Liwa (Līwa) is a traditional Khaleeji music-and-dance form of African origin that took root across Eastern Arabia—especially Oman, the United Arab Emirates, Bahrain, Qatar, Kuwait, and the Eastern Province of Saudi Arabia—and also in coastal southern Iran and among the Sheedi and Baloch communities of the Makran Coast and Karachi.
It is typically performed in a circle or short procession, with call-and-response singing led by a double-reed mizmar (zurna-type) and a battery of Gulf and East African–derived drums. Lyrics and refrains often alternate between Khaliji Arabic and Swahili, reflecting the genre’s Swahili Coast roots and its Gulf home.
Musically, Liwa is marked by a fast compound 6/8 or driving 2/4 feel, interlocking drum patterns, and a piercing mizmar that cues dancers and singers. The style is festive and social—heard at weddings, community celebrations, and seafaring/pearl-diving commemorations—yet it also carries the memory of African–Arabian exchanges and diasporic histories.
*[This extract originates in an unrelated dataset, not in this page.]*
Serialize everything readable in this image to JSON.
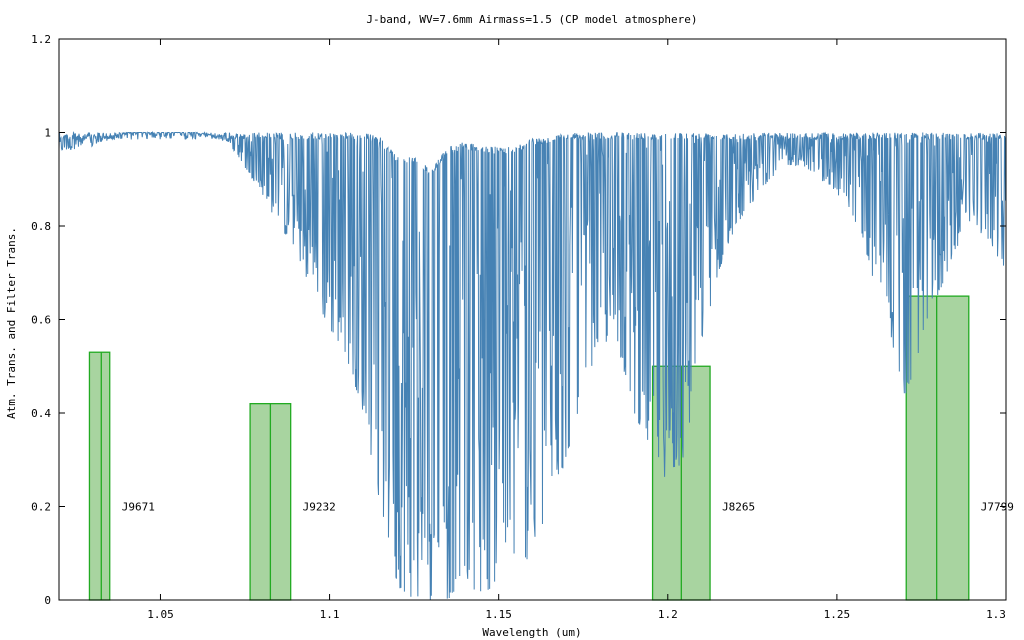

Liwa most likely crystallized in the 19th century amid intense maritime links between Oman (and the wider Gulf) and East Africa—especially Zanzibar and the broader Swahili Coast. Afro–Arab exchanges, including trade and migration, brought Swahili musical aesthetics, instruments, and performance practices to the Arabian shores.
As coastal Gulf towns grew, Liwa became embedded in local community life. It was adopted and adapted by Omani and Emirati coastal communities, by Baharna in Bahrain and Qatif, by Baloch groups along the Makran coast (in Iran and Pakistan), and by the Sheedi community in Karachi. In Hormozgan (southern Iran), Liwa performance sits alongside bandari traditions, sharing rhythms, instruments, and dance vocabularies.
The classic Liwa ensemble centers on the mizmar (a conical double-reed) plus a family of drums (large barrel/bass drums and smaller frame or goblet drums). Performance is communal: singers and dancers form a circle; a lead voice initiates phrases answered by the chorus. Texts often switch between Khaliji Arabic and Swahili, testifying to the genre’s transoceanic roots.
Today Liwa is presented at national festivals (e.g., in the UAE and Oman), weddings, and community events, and by heritage troupes. While some groups preserve older patterns, others integrate Liwa rhythms, chants, and mizmar lines into contemporary Khaleeji popular music, keeping the Afro–Arab dialogue audible in the Gulf soundscape.